Marco scorge Nicole da lontano in mezzo a tutti gli ombrelloni sulla spiaggia. Ma il suo cuore ha già deciso che vuole conoscerla. E non importa se a separarlo dalla ragazza ci saranno ben 313 kilometri; lui è intenzionato a percorrerli tutti; anche più di una volta. Ma già dal loro primo incontro, Marco intuisce che Nicole non è una ragazza come tutte le altre; certo, è la persona che gli fa battere forte il cuore, grazie alla sua profondità d'animo e alla sua bellezza. Bellezza che però la ragazza nasconde 'abilmente' dentro vestiti troppo larghi e, soprattutto, che non alimenta sufficientemente come dovrebbe per essere davvero felice. Sì, perché Nicole combatte ogni giorno contro i Disturbi Alimentari che la rendono invisibile soprattutto agli occhi dei suoi genitori, costantemente impegnati a fare altro. Solo a Marco lei non può nascondere la sua lotta. Marco che, dal canto suo, le avrebbe dato tutto. Ma siamo sicuri che Nicole lo voglia davvero? E poi, perché Marco conosce così bene i problemi che affliggono Nicole? Per rispondere a queste domande, non vi resta che leggere la loro storia.

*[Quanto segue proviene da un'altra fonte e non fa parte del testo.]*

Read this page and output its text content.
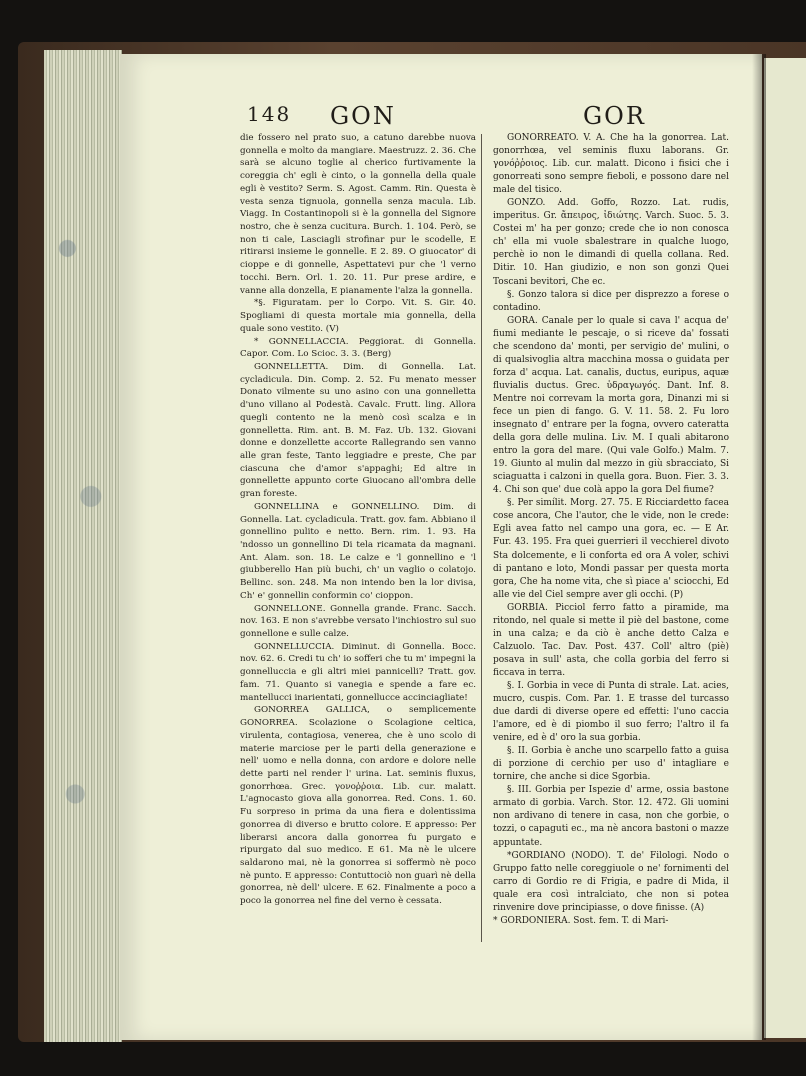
148 GON	GOR

die fossero nel prato suo, a catuno darebbe nuova gonnella e molto da mangiare. Maestruzz. 2. 36. Che sarà se alcuno toglie al cherico furtivamente la coreggia ch' egli è cinto, o la gonnella della quale egli è vestito? Serm. S. Agost. Camm. Rin. Questa è vesta senza tignuola, gonnella senza macula. Lib. Viagg. In Costantinopoli si è la gonnella del Signore nostro, che è senza cucitura. Burch. 1. 104. Però, se non ti cale, Lasciagli strofinar pur le scodelle, E ritirarsi insieme le gonnelle. E 2. 89. O giuocator' di cioppe e di gonnelle, Aspettatevi pur che 'l verno tocchi. Bern. Orl. 1. 20. 11. Pur prese ardire, e vanne alla donzella, E pianamente l'alza la gonnella.

*§. Figuratam. per lo Corpo. Vit. S. Gir. 40. Spogliami di questa mortale mia gonnella, della quale sono vestito. (V)

* GONNELLACCIA. Peggiorat. di Gonnella. Capor. Com. Lo Scioc. 3. 3. (Berg)

GONNELLETTA. Dim. di Gonnella. Lat. cycladicula. Din. Comp. 2. 52. Fu menato messer Donato vilmente su uno asino con una gonnelletta d'uno villano al Podestà. Cavalc. Frutt. ling. Allora quegli contento ne la menò così scalza e in gonnelletta. Rim. ant. B. M. Faz. Ub. 132. Giovani donne e donzellette accorte Rallegrando sen vanno alle gran feste, Tanto leggiadre e preste, Che par ciascuna che d'amor s'appaghi; Ed altre in gonnellette appunto corte Giuocano all'ombra delle gran foreste.

GONNELLINA e GONNELLINO. Dim. di Gonnella. Lat. cycladicula. Tratt. gov. fam. Abbiano il gonnellino pulito e netto. Bern. rim. 1. 93. Ha 'ndosso un gonnellino Di tela ricamata da magnani. Ant. Alam. son. 18. Le calze e 'l gonnellino e 'l giubberello Han più buchi, ch' un vaglio o colatojo. Bellinc. son. 248. Ma non intendo ben la lor divisa, Ch' e' gonnellin conformin co' cioppon.

GONNELLONE. Gonnella grande. Franc. Sacch. nov. 163. E non s'avrebbe versato l'inchiostro sul suo gonnellone e sulle calze.

GONNELLUCCIA. Diminut. di Gonnella. Bocc. nov. 62. 6. Credi tu ch' io sofferi che tu m' impegni la gonnelluccia e gli altri miei pannicelli? Tratt. gov. fam. 71. Quanto si vanegia e spende a fare ec. mantellucci inarientati, gonnellucce accinciagliate!

GONORREA GALLICA, o semplicemente GONORREA. Scolazione o Scolagione celtica, virulenta, contagiosa, venerea, che è uno scolo di materie marciose per le parti della generazione e nell' uomo e nella donna, con ardore e dolore nelle dette parti nel render l' urina. Lat. seminis fluxus, gonorrhœa. Grec. γονοῤῥοια. Lib. cur. malatt. L'agnocasto giova alla gonorrea. Red. Cons. 1. 60. Fu sorpreso in prima da una fiera e dolentissima gonorrea di diverso e brutto colore. E appresso: Per liberarsi ancora dalla gonorrea fu purgato e ripurgato dal suo medico. E 61. Ma nè le ulcere saldarono mai, nè la gonorrea si soffermò nè poco nè punto. E appresso: Contuttociò non guarì nè della gonorrea, nè dell' ulcere. E 62. Finalmente a poco a poco la gonorrea nel fine del verno è cessata.

GONORREATO. V. A. Che ha la gonorrea. Lat. gonorrhœa, vel seminis fluxu laborans. Gr. γονόῤῥοιος. Lib. cur. malatt. Dicono i fisici che i gonorreati sono sempre fieboli, e possono dare nel male del tisico.

GONZO. Add. Goffo, Rozzo. Lat. rudis, imperitus. Gr. ἄπειρος, ἰδιώτης. Varch. Suoc. 5. 3. Costei m' ha per gonzo; crede che io non conosca ch' ella mi vuole sbalestrare in qualche luogo, perchè io non le dimandi di quella collana. Red. Ditir. 10. Han giudizio, e non son gonzi Quei Toscani bevitori, Che ec.

§. Gonzo talora si dice per disprezzo a forese o contadino.

GORA. Canale per lo quale si cava l' acqua de' fiumi mediante le pescaje, o si riceve da' fossati che scendono da' monti, per servigio de' mulini, o di qualsivoglia altra macchina mossa o guidata per forza d' acqua. Lat. canalis, ductus, euripus, aquæ fluvialis ductus. Grec. ὑδραγωγός. Dant. Inf. 8. Mentre noi correvam la morta gora, Dinanzi mi si fece un pien di fango. G. V. 11. 58. 2. Fu loro insegnato d' entrare per la fogna, ovvero cateratta della gora delle mulina. Liv. M. I quali abitarono entro la gora del mare. (Qui vale Golfo.) Malm. 7. 19. Giunto al mulin dal mezzo in giù sbracciato, Si sciaguatta i calzoni in quella gora. Buon. Fier. 3. 3. 4. Chi son que' due colà appo la gora Del fiume?

§. Per simílit. Morg. 27. 75. E Ricciardetto facea cose ancora, Che l'autor, che le vide, non le crede: Egli avea fatto nel campo una gora, ec. — E Ar. Fur. 43. 195. Fra quei guerrieri il vecchierel divoto Sta dolcemente, e li conforta ed ora A voler, schivi di pantano e loto, Mondi passar per questa morta gora, Che ha nome vita, che sì piace a' sciocchi, Ed alle vie del Ciel sempre aver gli occhi. (P)

GORBIA. Picciol ferro fatto a piramide, ma ritondo, nel quale si mette il piè del bastone, come in una calza; e da ciò è anche detto Calza e Calzuolo. Tac. Dav. Post. 437. Coll' altro (piè) posava in sull' asta, che colla gorbia del ferro si ficcava in terra.

§. I. Gorbia in vece di Punta di strale. Lat. acies, mucro, cuspis. Com. Par. 1. E trasse del turcasso due dardi di diverse opere ed effetti: l'uno caccia l'amore, ed è di piombo il suo ferro; l'altro il fa venire, ed è d' oro la sua gorbia.

§. II. Gorbia è anche uno scarpello fatto a guisa di porzione di cerchio per uso d' intagliare e tornire, che anche si dice Sgorbia.

§. III. Gorbia per Ispezie d' arme, ossia bastone armato di gorbia. Varch. Stor. 12. 472. Gli uomini non ardivano di tenere in casa, non che gorbie, o tozzi, o capaguti ec., ma nè ancora bastoni o mazze appuntate.

*GORDIANO (NODO). T. de' Filologi. Nodo o Gruppo fatto nelle coreggiuole o ne' fornimenti del carro di Gordio re di Frigia, e padre di Mida, il quale era così intralciato, che non si potea rinvenire dove principiasse, o dove finisse. (A)

* GORDONIERA. Sost. fem. T. di Mari-
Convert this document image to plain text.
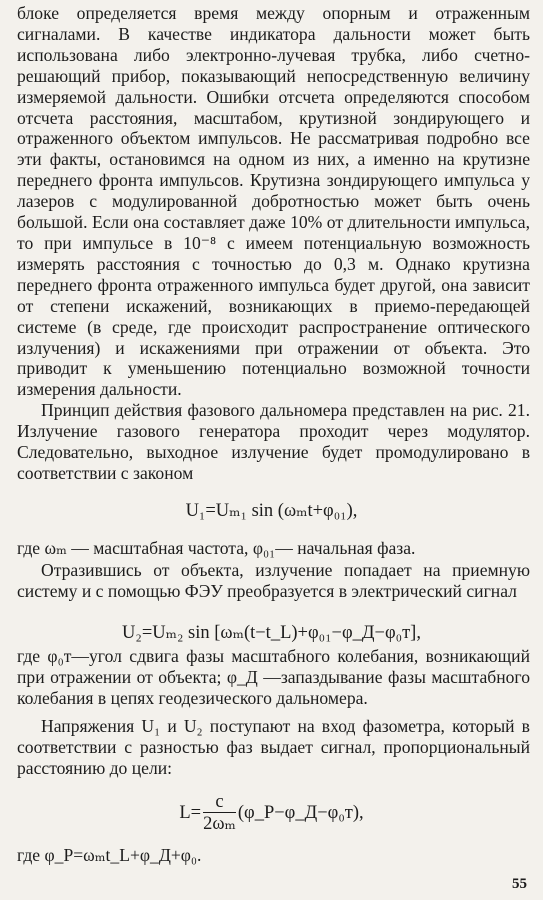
блоке определяется время между опорным и отраженным сигналами. В качестве индикатора дальности может быть использована либо электронно-лучевая трубка, либо счетно-решающий прибор, показывающий непосредственную величину измеряемой дальности. Ошибки отсчета определяются способом отсчета расстояния, масштабом, крутизной зондирующего и отраженного объектом импульсов. Не рассматривая подробно все эти факты, остановимся на одном из них, а именно на крутизне переднего фронта импульсов. Крутизна зондирующего импульса у лазеров с модулированной добротностью может быть очень большой. Если она составляет даже 10% от длительности импульса, то при импульсе в 10⁻⁸ с имеем потенциальную возможность измерять расстояния с точностью до 0,3 м. Однако крутизна переднего фронта отраженного импульса будет другой, она зависит от степени искажений, возникающих в приемо-передающей системе (в среде, где происходит распространение оптического излучения) и искажениями при отражении от объекта. Это приводит к уменьшению потенциально возможной точности измерения дальности.

Принцип действия фазового дальномера представлен на рис. 21. Излучение газового генератора проходит через модулятор. Следовательно, выходное излучение будет промодулировано в соответствии с законом

U₁=Uₘ₁ sin (ωₘt+φ₀₁),
где ωₘ — масштабная частота, φ₀₁— начальная фаза.
Отразившись от объекта, излучение попадает на приемную систему и с помощью ФЭУ преобразуется в электрический сигнал
U₂=Uₘ₂ sin [ωₘ(t−t_L)+φ₀₁−φ_Д−φ₀т],
где φ₀т—угол сдвига фазы масштабного колебания, возникающий при отражении от объекта; φ_Д —запаздывание фазы масштабного колебания в цепях геодезического дальномера.
Напряжения U₁ и U₂ поступают на вход фазометра, который в соответствии с разностью фаз выдает сигнал, пропорциональный расстоянию до цели:
$L= \frac{c}{\text{2ωₘ}}$ (φ_P−φ_Д−φ₀т),
где φ_P=ωₘt_L+φ_Д+φ₀.
55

Nicole ha 15 anni e vive in Abruzzo nella solitudine, con una madre che a stento si ricorda di lei, mentre Marco di anni ne ha 17 e vive a Roma con dei genitori che lo controllano continuamente. Si incontrano in spiaggia in un giorno d'estate e si ritrovano su Facebook e da un " Ciao, posso disturbarti?" nasce la loro storia che però è ha distanza, questo sembrava essere l'unico problema per i due i 313 chilometri che li dividevano, ma presto un altro problema sorgerà: la paura di Nicole di non essere abbastanza per Marco. La trama mi ha colpito ma sfortunatamente il libro non è riuscito minimamente ha soddisfare le mie aspettative i personaggi sono piatti e la storia non ha grandi sviluppi, problemi molto importanti come i disturbi alimentari vengo sottovalutati.